Die BBB-Fraktion teilt die Kritik der sieben Bonner Wirtschaftsverbände insbesondere hinsichtlich der Position von Grünen, SPD, Linken und Volt zu einem sechsspurigen Ausbau des Tausendfüßlers, einer autofreien Innenstadt und vor allem einer flächendeckenden Einführung von Tempo 30.

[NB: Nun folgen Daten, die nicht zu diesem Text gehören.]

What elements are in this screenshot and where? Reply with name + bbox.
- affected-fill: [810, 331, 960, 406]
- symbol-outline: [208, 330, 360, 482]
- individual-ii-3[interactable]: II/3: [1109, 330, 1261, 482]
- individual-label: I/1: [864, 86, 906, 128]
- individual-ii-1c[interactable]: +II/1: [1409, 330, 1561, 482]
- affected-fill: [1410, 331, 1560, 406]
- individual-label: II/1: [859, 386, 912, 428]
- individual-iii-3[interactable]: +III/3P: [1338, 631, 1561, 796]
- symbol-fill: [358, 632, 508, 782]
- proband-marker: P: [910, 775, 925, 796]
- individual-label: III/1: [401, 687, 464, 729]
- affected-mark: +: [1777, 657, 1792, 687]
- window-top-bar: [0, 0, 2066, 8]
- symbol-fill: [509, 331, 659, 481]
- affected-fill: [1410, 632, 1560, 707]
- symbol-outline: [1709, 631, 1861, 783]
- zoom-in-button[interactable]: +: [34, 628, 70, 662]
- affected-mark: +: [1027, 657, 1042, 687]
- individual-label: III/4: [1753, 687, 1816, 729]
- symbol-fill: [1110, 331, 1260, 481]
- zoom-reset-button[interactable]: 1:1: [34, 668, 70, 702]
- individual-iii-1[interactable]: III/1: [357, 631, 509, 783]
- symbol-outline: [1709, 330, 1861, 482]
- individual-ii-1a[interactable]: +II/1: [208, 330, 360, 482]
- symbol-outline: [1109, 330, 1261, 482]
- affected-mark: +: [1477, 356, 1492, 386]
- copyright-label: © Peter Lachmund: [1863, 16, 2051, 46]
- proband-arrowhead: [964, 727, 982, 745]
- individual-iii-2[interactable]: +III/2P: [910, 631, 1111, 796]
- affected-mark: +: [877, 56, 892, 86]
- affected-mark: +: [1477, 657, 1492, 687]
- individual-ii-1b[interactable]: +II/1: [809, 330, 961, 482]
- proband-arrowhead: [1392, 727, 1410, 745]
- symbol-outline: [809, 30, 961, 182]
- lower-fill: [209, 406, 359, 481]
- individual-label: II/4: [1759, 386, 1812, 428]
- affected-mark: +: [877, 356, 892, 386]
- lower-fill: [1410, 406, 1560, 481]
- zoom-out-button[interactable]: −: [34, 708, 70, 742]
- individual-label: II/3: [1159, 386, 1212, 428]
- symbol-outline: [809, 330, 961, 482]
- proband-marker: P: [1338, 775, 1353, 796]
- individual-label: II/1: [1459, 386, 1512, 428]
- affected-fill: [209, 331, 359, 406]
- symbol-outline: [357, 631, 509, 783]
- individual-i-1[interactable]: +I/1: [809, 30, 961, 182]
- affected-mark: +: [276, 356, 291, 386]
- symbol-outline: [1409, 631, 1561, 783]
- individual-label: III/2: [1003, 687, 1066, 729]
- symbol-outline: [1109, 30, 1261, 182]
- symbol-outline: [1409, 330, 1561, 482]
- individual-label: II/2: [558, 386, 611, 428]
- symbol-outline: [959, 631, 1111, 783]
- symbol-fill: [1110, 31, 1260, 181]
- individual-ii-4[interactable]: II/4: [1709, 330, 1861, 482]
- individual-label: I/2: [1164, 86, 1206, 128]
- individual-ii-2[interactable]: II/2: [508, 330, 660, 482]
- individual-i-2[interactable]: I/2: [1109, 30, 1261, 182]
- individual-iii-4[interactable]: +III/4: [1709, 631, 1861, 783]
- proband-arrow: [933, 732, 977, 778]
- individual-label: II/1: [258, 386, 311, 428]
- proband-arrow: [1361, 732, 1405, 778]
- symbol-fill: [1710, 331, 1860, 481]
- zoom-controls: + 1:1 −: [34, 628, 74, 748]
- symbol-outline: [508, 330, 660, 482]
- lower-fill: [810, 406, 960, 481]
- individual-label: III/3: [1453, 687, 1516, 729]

Dazu BBB-Stadtverordneter Johannes Schott: „Es gibt eine Studie der Avisio GmbH im Auftrag des Ministeriums für Verkehr in Baden-Württemberg*, der zufolge bei längerer konstanter Fahrt mit Tempo 30 mehr CO²-Ausstoß erfolgt als bei Tempo 50. Für mich lässt dies nur einen Schluss zu: Leistungsstarke Durchgangsstrecken wie den Hermann-Wandersleb-Ring auf Tempo 30 zu reduzieren, bedeutet außerhalb der Stoßzeiten mit großer Wahrscheinlichkeit sogar eine zusätzliche Klimabelastung. Von der Umsetzbarkeit in der Praxis mangels Personal sowohl bei der Stadt als auch der Polizei für die notwendigen Kontrollen einmal ganz zu schweigen.“

Im Unklaren lässt die Koalition bei der von ihr auf dem Hermann-Wandersleb-Ring gewünschten Umweltspur, ob sie als `Bussonderspur mit Freigabe für Fahrräder´ oder auf Neudeutsch als ´bike-lane mit Freigabe für Busse´ eingerichtet werden soll.

„Letztere kann man sich aus meiner Sicht auch gleich sparen, denn dann müssen die Busse auch hinter jedem E-Scooter herschleichen. Unattraktiver kann man ÖPNV nicht machen“, so Schott.